Sequence numbers are used in all packets that are protected i.e. PType=1
and PType=8. We will clarify that if a NULL cipher with integrity protection
is used (like NULL_SHA256 ciphersuite), then sequence numbers are still used
as well.

>>   All
>>    packets that are specific to the Mobile IPv6 protocol and contain a
>>    Mobility Header (as defined inSection 6.1.1  
>> <http://tools.ietf.org/html/draft-ietf-mext-mip6-tls-02#section-6.1.1>. 

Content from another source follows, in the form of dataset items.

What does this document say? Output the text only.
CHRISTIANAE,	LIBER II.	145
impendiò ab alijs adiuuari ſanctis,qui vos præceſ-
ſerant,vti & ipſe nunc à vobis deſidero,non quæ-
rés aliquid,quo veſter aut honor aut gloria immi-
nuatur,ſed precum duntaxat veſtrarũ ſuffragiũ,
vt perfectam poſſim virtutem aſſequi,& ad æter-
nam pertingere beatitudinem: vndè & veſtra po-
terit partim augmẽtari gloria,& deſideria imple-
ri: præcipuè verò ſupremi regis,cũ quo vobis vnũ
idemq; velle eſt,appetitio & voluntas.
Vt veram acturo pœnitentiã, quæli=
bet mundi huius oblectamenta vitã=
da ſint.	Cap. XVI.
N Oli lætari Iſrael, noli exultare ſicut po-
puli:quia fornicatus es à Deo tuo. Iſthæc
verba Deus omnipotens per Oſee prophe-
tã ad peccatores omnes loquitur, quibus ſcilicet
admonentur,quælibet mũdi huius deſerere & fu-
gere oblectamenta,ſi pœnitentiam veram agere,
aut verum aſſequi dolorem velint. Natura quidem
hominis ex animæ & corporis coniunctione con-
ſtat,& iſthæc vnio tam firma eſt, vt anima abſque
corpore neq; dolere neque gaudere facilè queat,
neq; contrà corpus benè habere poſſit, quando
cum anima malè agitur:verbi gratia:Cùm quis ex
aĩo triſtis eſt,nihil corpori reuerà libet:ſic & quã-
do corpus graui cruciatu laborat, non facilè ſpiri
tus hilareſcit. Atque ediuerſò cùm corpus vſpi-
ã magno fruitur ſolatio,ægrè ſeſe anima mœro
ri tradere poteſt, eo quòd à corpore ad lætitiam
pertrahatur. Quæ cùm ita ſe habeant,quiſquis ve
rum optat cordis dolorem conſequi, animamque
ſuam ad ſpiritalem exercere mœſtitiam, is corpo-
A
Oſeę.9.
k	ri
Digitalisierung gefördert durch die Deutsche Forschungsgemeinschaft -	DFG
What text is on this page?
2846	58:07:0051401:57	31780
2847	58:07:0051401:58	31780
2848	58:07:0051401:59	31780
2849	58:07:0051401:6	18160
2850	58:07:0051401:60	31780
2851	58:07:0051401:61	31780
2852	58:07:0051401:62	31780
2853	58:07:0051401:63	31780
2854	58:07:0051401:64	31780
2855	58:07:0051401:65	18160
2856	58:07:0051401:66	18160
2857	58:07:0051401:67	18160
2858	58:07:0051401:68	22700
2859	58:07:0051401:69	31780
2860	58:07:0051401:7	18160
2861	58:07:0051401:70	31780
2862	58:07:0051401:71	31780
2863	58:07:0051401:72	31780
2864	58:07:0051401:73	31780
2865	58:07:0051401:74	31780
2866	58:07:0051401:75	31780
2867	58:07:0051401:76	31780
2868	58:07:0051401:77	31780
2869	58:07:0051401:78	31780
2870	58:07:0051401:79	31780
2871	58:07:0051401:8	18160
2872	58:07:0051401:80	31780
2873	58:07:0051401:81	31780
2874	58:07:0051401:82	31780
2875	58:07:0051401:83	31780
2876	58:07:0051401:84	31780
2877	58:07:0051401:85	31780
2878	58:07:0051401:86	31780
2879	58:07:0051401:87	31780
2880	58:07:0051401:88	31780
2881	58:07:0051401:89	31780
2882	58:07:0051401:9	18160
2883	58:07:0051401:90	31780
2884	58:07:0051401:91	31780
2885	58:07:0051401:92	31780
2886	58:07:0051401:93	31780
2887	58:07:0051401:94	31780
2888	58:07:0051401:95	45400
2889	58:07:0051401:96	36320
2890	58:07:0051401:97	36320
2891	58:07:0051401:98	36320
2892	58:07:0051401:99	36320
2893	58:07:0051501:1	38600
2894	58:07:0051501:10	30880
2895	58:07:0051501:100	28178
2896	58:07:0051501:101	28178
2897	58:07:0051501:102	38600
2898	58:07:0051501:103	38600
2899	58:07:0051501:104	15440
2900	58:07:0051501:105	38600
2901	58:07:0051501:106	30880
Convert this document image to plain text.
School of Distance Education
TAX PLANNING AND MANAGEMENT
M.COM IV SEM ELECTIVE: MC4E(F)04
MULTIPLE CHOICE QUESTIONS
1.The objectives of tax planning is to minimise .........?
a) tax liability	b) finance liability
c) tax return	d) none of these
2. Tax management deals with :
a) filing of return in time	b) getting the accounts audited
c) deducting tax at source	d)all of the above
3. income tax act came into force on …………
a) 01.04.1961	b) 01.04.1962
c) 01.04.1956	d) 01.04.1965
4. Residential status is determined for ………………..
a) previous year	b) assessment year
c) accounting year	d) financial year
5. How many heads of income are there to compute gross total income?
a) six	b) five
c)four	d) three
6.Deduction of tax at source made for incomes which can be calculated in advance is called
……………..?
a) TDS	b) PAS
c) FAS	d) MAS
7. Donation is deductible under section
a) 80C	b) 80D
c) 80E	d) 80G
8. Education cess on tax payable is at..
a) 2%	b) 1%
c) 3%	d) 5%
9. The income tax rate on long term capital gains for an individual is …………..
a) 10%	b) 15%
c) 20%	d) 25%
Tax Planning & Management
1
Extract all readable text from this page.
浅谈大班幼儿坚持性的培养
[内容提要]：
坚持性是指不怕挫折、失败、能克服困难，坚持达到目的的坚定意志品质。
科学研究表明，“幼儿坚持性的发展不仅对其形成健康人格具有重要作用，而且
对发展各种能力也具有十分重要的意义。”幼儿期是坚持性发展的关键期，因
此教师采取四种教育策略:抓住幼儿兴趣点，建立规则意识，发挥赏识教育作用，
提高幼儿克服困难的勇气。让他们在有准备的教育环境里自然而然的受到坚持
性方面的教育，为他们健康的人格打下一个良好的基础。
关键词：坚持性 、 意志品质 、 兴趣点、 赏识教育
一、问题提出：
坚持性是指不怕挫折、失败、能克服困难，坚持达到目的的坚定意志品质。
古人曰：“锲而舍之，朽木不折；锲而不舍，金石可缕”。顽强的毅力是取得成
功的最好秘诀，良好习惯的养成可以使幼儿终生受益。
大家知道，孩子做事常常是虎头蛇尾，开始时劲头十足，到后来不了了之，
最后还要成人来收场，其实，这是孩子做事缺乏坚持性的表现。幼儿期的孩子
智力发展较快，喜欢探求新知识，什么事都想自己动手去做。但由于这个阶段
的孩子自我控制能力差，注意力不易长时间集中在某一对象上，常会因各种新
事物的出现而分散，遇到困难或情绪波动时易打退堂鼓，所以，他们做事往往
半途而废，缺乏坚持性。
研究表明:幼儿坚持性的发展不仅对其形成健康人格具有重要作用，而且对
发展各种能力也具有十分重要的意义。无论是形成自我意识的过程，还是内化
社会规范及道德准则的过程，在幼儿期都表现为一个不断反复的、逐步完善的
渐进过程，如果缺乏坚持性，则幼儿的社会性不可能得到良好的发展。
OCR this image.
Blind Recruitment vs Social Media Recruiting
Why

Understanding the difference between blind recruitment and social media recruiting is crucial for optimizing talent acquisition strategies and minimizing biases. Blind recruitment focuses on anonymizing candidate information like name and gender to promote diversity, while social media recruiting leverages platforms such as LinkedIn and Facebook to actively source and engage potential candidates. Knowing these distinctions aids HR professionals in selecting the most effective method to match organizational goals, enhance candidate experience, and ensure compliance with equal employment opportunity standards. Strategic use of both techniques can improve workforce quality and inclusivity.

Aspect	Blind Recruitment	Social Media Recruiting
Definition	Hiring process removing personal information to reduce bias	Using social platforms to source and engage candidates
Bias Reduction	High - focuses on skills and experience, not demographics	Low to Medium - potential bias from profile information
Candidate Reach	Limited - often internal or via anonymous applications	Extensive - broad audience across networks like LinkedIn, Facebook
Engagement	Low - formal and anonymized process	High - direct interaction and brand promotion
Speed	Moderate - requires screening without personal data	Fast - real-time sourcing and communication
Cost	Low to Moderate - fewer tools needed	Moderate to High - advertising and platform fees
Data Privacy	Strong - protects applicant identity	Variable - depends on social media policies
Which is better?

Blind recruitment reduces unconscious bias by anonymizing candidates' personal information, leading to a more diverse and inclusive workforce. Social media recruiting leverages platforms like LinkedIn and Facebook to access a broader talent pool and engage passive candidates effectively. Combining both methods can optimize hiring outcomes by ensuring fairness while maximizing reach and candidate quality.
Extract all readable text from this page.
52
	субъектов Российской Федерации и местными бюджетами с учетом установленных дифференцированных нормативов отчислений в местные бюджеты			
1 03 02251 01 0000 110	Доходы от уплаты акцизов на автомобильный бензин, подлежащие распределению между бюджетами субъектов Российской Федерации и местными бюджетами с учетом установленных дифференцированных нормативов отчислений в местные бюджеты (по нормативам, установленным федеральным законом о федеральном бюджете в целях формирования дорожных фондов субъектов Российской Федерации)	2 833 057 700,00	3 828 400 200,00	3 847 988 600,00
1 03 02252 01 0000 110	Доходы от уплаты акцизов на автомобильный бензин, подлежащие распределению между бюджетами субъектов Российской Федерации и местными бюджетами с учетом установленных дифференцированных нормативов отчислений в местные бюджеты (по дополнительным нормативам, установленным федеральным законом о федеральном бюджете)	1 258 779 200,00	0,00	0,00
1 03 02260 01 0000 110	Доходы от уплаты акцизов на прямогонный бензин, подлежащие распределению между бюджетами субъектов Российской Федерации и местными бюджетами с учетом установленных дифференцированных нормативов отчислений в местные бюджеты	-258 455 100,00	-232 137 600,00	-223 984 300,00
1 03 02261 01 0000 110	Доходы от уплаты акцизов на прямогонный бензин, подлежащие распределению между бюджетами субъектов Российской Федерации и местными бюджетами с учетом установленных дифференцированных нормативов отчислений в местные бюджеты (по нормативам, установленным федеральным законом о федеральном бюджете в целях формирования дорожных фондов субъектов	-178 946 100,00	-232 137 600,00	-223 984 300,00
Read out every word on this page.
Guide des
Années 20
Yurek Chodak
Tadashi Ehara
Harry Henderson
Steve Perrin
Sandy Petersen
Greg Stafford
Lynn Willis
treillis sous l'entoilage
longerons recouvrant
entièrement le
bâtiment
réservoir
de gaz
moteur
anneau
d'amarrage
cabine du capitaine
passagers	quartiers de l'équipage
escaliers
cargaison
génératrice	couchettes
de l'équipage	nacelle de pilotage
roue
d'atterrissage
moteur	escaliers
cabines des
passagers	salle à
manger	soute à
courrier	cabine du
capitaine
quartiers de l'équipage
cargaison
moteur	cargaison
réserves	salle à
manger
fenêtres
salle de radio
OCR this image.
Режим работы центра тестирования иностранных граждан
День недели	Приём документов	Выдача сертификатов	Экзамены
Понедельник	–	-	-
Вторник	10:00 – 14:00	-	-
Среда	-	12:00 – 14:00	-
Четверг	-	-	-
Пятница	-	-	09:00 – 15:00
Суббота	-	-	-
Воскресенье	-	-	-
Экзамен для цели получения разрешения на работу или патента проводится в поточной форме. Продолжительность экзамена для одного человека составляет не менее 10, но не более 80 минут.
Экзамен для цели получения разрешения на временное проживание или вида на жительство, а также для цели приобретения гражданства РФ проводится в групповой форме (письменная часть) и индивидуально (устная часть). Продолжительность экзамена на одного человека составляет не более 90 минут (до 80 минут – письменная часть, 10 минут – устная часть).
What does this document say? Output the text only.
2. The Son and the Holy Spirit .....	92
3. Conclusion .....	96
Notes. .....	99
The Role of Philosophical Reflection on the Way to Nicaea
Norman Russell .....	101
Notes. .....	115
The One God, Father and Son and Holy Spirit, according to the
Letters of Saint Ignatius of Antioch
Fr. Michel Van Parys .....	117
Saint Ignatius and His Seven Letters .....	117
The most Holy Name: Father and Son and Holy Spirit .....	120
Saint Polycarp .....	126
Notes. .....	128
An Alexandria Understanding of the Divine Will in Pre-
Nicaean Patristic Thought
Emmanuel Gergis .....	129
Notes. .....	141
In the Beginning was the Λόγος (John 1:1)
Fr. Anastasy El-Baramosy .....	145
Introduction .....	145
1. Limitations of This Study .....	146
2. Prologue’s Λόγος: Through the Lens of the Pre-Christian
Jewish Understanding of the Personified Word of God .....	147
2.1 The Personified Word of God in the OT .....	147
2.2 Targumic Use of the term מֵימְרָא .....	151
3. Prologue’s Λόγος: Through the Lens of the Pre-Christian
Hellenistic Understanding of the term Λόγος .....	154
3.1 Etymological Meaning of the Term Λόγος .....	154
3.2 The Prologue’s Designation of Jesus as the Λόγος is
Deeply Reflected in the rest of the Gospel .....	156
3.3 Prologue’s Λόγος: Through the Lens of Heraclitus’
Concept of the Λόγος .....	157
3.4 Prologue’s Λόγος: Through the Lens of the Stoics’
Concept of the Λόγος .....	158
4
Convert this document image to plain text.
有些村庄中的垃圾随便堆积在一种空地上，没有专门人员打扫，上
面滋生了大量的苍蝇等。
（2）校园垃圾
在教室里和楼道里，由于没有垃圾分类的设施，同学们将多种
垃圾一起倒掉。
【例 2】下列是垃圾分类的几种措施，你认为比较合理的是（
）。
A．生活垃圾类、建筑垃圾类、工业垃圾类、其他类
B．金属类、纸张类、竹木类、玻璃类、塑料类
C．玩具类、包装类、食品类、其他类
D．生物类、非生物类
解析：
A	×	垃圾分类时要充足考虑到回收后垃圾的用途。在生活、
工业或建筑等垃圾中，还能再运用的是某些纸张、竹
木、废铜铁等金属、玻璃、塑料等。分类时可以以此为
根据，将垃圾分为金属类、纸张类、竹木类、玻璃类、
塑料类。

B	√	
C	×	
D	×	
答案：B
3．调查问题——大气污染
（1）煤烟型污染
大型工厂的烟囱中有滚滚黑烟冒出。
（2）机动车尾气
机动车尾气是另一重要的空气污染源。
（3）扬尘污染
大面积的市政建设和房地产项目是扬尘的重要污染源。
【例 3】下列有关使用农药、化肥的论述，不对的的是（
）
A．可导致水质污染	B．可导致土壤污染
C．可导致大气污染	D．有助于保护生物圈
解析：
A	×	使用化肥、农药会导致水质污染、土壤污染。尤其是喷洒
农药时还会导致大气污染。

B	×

>> ofRFC 6275  <http://tools.ietf.org/html/rfc6275>) SHOULD use
>>    the packet format shown in Figure 7.  (This means that some Mobile
>>    IPv6 mobility management messages, such as the HoTI message, as
>>    treated as data packets and using encapsulation described in
>>    Section 6.4  
>> <http://tools.ietf.org/html/draft-ietf-mext-mip6-tls-02#section-6.4>).
> 
> This seems like an inconsistency. HOTI messages are MH messages. Which format 
> do you require for them? Please ciarify.

Good point, we'll clarify this. The language is a bit sloppy here, though not 
wrong
imho. The text should state messages with MH that are terminated at the HA use 
packet
format shown in Figure 7. Other messages with MH like HoTI then use formats 
shown
in Figure 8 (when protected) or in Figure 9 (when in clear text).